Almost all Tajiks join ISIS as opposed to other Islamist or jihadist factions in Syria, according to Zenn.
As for Russians, the total number fighting with ISIS in Syria and Iraq is impossible to know for sure, as official or semiofficial sources have given varying figures at varying points of time.
Ilya Rogachev, director of the Russian Foreign Ministry's Department on New Challenges and Threats, put the total at “more than 3,200” in November 2016. A year earlier, the FSB estimated that it was closer to 2,900. FSB Director Alexander Bortnikov said in December 2015, that of the 214 jihadists who had repatriated to Russia, “They have all been placed under tight control in law-enforcement agencies: 80 have been tried, 41 more are under arrest.”
Meanwhile, Chechen intelligence, according to the New Yorker, claims that as many as 3,000 to 4,000 Chechens alone have joined ISIS, that is, not counting Russian citizens from other parts of the country.
Indeed, some believe that Chechen republic leader Ramzan Kadyrov, himself a former Islamist insurgent turned Russian state hireling, saw the rise of ISIS as a convenient opportunity to solve his own domestic terrorism problem by exporting it to the Middle East—an allegation that has already been leveled with increasing evidence against Russia’s security services, writ large.
Elena Milashina, a reporter for Russia’s investigative opposition newspaper Novaya Gazeta, concluded in 2015, based on field research in Dagestan, that “Russian special services have controlled” the flow of jihadists into Syria in the lead-up to the 2014 Sochi Winter Olympics, when the Kremlin feared a terror atrocity would scandalize the international sporting competition it spent so many millions of rubles hosting. “In our village there is a person, a negotiator,” Akhyad Abdullaev, the head of a Dagestani village, told Milashina. “He, together with the FSB, brought several leaders out of the underground and sent them off abroad on jihad.”

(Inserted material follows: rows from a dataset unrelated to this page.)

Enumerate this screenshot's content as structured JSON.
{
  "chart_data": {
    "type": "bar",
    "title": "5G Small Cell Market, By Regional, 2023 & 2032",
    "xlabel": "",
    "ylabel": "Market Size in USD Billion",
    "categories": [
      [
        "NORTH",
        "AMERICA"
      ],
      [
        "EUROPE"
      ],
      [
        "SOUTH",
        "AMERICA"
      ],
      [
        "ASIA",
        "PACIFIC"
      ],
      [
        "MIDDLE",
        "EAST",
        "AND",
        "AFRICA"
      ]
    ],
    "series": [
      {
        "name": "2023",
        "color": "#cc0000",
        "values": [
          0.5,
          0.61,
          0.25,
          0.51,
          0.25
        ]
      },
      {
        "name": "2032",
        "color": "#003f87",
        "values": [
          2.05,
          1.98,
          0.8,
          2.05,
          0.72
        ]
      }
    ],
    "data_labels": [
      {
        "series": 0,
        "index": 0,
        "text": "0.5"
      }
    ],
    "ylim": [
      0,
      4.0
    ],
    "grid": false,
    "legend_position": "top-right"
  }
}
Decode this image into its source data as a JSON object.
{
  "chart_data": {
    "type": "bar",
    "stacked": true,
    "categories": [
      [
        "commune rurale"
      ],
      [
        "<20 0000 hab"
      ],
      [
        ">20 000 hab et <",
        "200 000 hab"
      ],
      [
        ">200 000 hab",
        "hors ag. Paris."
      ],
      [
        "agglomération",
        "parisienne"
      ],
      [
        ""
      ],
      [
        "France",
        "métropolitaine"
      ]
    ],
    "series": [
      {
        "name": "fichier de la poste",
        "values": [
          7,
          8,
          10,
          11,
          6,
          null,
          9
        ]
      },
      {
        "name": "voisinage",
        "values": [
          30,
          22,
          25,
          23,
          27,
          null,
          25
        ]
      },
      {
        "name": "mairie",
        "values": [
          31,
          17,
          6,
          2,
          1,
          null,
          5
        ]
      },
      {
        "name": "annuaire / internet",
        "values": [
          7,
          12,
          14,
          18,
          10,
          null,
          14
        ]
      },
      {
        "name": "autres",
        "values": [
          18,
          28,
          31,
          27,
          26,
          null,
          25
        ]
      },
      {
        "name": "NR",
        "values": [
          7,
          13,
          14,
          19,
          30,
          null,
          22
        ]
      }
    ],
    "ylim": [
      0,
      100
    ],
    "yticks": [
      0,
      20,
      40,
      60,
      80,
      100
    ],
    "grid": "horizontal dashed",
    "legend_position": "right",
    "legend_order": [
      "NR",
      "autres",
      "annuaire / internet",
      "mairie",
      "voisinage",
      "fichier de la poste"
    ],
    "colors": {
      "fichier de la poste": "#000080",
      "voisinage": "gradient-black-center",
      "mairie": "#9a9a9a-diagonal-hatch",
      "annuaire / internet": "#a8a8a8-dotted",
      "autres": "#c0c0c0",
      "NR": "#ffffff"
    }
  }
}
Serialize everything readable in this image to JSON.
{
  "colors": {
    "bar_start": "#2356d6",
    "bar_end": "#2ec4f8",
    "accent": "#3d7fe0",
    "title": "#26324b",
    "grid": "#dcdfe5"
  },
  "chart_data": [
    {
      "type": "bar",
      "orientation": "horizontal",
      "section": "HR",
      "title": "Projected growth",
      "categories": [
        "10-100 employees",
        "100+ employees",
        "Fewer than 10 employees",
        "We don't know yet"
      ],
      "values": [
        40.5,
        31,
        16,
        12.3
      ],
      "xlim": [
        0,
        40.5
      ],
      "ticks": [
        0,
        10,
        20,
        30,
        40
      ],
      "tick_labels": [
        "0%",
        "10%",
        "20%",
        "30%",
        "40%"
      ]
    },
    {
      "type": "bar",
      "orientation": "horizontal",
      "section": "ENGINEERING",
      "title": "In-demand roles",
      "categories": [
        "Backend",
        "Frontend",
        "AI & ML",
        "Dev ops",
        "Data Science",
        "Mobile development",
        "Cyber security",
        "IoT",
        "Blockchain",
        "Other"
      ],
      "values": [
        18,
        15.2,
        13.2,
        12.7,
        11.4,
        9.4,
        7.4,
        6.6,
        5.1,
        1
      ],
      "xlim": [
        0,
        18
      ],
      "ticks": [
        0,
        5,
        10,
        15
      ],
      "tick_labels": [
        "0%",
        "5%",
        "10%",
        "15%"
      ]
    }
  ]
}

The FSB’s so-called “green corridor” for transiting these violent fighters, as The Daily Beast reported, included helping them to obtain passports and other necessaries to migrate to Turkey and/or Georgia, and then ultimately to Syria. The belief was that they’d either be killed on a foreign battlefield and thus become one less headache for law enforcement to worry about, or they’d be picked up upon their return home. One unnamed FSB officer confirmed this policy to the International Crisis Group: “We opened borders, helped them all out and closed the border behind them by criminalizing this type of fighting. If they want to return now, we are waiting for them at the borders.”

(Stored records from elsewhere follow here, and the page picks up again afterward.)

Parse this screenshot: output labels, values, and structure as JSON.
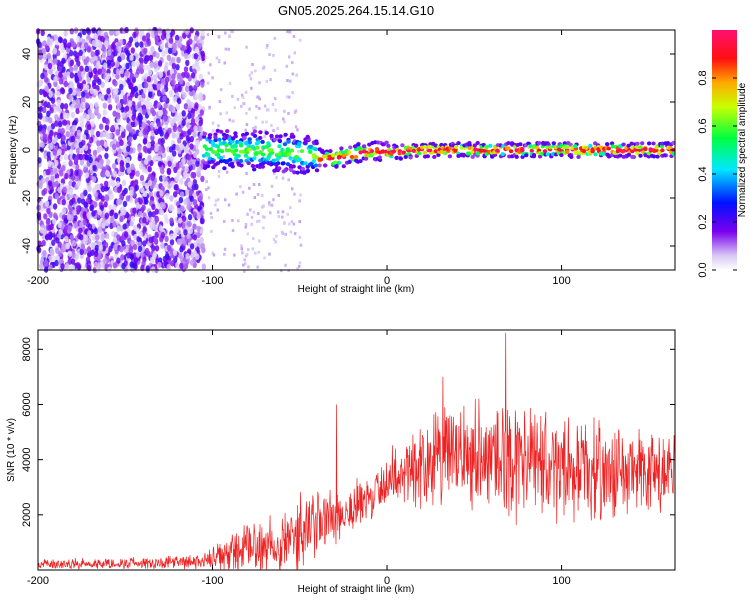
{
  "title": "GN05.2025.264.15.14.G10",
  "chart_data": [
    {
      "type": "heatmap",
      "name": "spectrogram",
      "xlabel": "Height of straight line (km)",
      "ylabel": "Frequency (Hz)",
      "xlim": [
        -200,
        165
      ],
      "ylim": [
        -50,
        50
      ],
      "xticks": [
        -200,
        -100,
        0,
        100
      ],
      "yticks": [
        -40,
        -20,
        0,
        20,
        40
      ],
      "signal_track": [
        {
          "x": -105,
          "y": 0
        },
        {
          "x": -80,
          "y": 0
        },
        {
          "x": -60,
          "y": -1
        },
        {
          "x": -45,
          "y": -2
        },
        {
          "x": -35,
          "y": -4
        },
        {
          "x": -25,
          "y": -3
        },
        {
          "x": -15,
          "y": -1
        },
        {
          "x": -5,
          "y": 0
        },
        {
          "x": 0,
          "y": -1
        },
        {
          "x": 20,
          "y": 0
        },
        {
          "x": 60,
          "y": 0
        },
        {
          "x": 100,
          "y": 0
        },
        {
          "x": 130,
          "y": 0
        },
        {
          "x": 165,
          "y": 0
        }
      ],
      "colorbar": {
        "label": "Normalized spectral amplitude",
        "range": [
          0.0,
          1.0
        ],
        "ticks": [
          0.0,
          0.2,
          0.4,
          0.6,
          0.8
        ],
        "tick_labels": [
          "0.0",
          "0.2",
          "0.4",
          "0.6",
          "0.8"
        ]
      }
    },
    {
      "type": "line",
      "name": "snr",
      "xlabel": "Height of straight line (km)",
      "ylabel": "SNR (10 * v/v)",
      "xlim": [
        -200,
        165
      ],
      "ylim": [
        0,
        8700
      ],
      "xticks": [
        -200,
        -100,
        0,
        100
      ],
      "yticks": [
        2000,
        4000,
        6000,
        8000
      ],
      "color": "#ee2222",
      "envelope": [
        {
          "x": -200,
          "mean": 200,
          "spread": 200
        },
        {
          "x": -150,
          "mean": 250,
          "spread": 250
        },
        {
          "x": -110,
          "mean": 280,
          "spread": 300
        },
        {
          "x": -100,
          "mean": 350,
          "spread": 500
        },
        {
          "x": -90,
          "mean": 600,
          "spread": 900
        },
        {
          "x": -70,
          "mean": 900,
          "spread": 1300
        },
        {
          "x": -50,
          "mean": 1300,
          "spread": 1600
        },
        {
          "x": -30,
          "mean": 2000,
          "spread": 1500
        },
        {
          "x": -10,
          "mean": 2500,
          "spread": 1000
        },
        {
          "x": 0,
          "mean": 3300,
          "spread": 1200
        },
        {
          "x": 20,
          "mean": 3900,
          "spread": 2000
        },
        {
          "x": 50,
          "mean": 4300,
          "spread": 2400
        },
        {
          "x": 70,
          "mean": 4000,
          "spread": 2600
        },
        {
          "x": 100,
          "mean": 3700,
          "spread": 2200
        },
        {
          "x": 130,
          "mean": 3500,
          "spread": 2000
        },
        {
          "x": 165,
          "mean": 3400,
          "spread": 2000
        }
      ],
      "spikes": [
        {
          "x": -29,
          "y": 6000
        },
        {
          "x": 68,
          "y": 8600
        },
        {
          "x": 32,
          "y": 7000
        }
      ]
    }
  ]
}
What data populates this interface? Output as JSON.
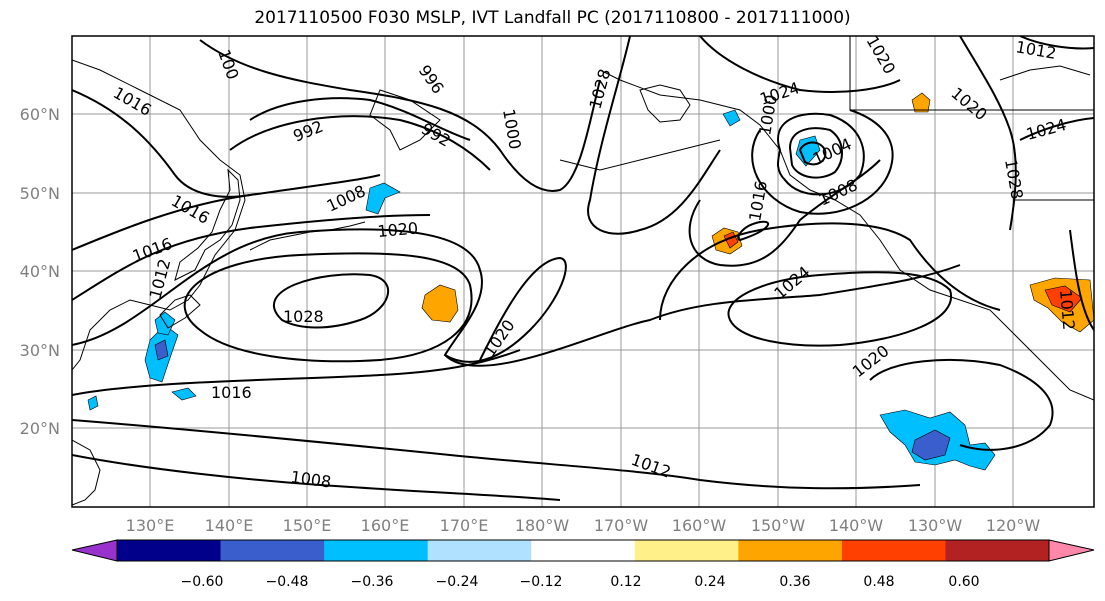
{
  "title": "2017110500 F030 MSLP, IVT Landfall PC (2017110800 - 2017111000)",
  "lat_labels": [
    "60°N",
    "50°N",
    "40°N",
    "30°N",
    "20°N"
  ],
  "lon_labels": [
    "130°E",
    "140°E",
    "150°E",
    "160°E",
    "170°E",
    "180°W",
    "170°W",
    "160°W",
    "150°W",
    "140°W",
    "130°W",
    "120°W"
  ],
  "contour_labels": [
    "1016",
    "100",
    "996",
    "1028",
    "1024",
    "992",
    "992",
    "1000",
    "1020",
    "1012",
    "1008",
    "1020",
    "1024",
    "1016",
    "1016",
    "1004",
    "1000",
    "1008",
    "1020",
    "1016",
    "1028",
    "1020",
    "1024",
    "1020",
    "1016",
    "1012",
    "1008",
    "1012",
    "1028",
    "1012"
  ],
  "colorbar": {
    "colors": [
      "#9932cc",
      "#00008b",
      "#3a5fcd",
      "#00bfff",
      "#b0e2ff",
      "#ffffff",
      "#fff08a",
      "#ffa500",
      "#ff4000",
      "#b22222",
      "#ff88aa"
    ],
    "ticks": [
      "−0.60",
      "−0.48",
      "−0.36",
      "−0.24",
      "−0.12",
      "0.12",
      "0.24",
      "0.36",
      "0.48",
      "0.60"
    ]
  },
  "colors": {
    "contour": "#000000",
    "grid": "#808080",
    "frame": "#000000",
    "label": "#808080"
  }
}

A year later, in May 2016, Reuters also, “identified five other Russian radicals who, relatives and local officials say, also left Russia with direct or indirect help from the authorities and ended up in Syria.”
Many Russian-speaking jihadists have gone on to positions of great prominence in the organization.

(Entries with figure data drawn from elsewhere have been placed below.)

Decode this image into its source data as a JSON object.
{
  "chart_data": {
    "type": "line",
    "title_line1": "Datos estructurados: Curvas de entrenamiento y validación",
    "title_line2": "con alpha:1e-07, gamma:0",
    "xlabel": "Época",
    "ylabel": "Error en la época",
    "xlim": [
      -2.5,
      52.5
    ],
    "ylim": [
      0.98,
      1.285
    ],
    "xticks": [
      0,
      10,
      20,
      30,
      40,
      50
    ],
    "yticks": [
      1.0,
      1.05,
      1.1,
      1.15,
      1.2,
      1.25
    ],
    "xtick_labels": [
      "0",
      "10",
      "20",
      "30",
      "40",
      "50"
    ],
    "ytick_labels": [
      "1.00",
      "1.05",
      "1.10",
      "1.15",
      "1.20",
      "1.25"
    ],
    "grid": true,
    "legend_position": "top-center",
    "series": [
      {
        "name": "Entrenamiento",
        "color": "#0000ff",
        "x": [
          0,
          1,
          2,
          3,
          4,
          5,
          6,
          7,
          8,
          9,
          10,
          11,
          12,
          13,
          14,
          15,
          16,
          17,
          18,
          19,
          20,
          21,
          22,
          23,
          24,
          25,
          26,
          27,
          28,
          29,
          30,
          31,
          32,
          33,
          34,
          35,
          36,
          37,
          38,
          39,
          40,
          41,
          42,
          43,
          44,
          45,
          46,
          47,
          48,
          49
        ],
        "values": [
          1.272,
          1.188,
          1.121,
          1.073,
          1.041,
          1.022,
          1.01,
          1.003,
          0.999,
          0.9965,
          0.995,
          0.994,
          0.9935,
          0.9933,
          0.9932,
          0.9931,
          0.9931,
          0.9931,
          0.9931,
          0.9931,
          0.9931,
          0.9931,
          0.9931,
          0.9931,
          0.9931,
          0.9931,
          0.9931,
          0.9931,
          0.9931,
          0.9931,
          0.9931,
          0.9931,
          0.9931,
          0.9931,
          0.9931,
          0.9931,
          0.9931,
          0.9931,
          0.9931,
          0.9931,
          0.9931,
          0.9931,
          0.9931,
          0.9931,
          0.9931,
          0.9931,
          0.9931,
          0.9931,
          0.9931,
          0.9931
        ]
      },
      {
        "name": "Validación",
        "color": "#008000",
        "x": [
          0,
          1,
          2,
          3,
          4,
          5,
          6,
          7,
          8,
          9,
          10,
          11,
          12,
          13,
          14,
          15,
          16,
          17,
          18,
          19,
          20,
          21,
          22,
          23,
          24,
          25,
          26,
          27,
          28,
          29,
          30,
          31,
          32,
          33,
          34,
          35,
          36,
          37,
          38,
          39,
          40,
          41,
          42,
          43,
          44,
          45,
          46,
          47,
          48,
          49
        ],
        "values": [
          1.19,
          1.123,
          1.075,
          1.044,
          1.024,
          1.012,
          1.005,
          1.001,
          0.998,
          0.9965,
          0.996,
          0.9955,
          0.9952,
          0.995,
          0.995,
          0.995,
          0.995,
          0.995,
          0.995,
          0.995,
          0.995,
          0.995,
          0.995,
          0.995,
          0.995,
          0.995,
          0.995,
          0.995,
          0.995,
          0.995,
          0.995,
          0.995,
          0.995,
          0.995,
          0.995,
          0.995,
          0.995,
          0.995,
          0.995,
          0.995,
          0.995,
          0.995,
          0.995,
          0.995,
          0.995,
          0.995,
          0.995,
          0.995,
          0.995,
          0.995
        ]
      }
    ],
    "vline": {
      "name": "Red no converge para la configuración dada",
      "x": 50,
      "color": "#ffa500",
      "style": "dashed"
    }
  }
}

The most infamous was ISIS’s former “war minister” Abu Omar al-Shishani, a half-Chechen Georgian national and former U.S.-trained special forces operator in the Georgian military who fought against Russia in the 2008 “summer war.”
Shishani was killed in a U.S. airstrike in July 2016. (One of his top confidants was Abu Jihad, Akhmed Chatayev’s YouTube video co-star.)
Shishani’s anointed successor, Colonel Gulmurod Khalimov, is the former head of Tajikistan’s special police force. He was trained by U.S. State Department counterterrorism officials and has threatened to use the skills they taught him against the United States. “Listen, you American pigs. I’ve been three times to America, and I saw how you train fighters to kill Muslims. God willing, I will come with this weapon to your cities, your homes, and we will kill you,” Khalimov said in a propaganda video.
Meanwhile, as The Daily Beast reported last month, Russian President Vladimir Putin’s favorite Chechen, Ramzan Kadyrov—perhaps tacitly acknowledging that it wasn’t enough to ship out jihadists, and may not be possible to nab them when they head home—has sent hit teams to try to track them down in Syria.
If they were on the trail of the Istanbul nightclub killer, they arrived far too late.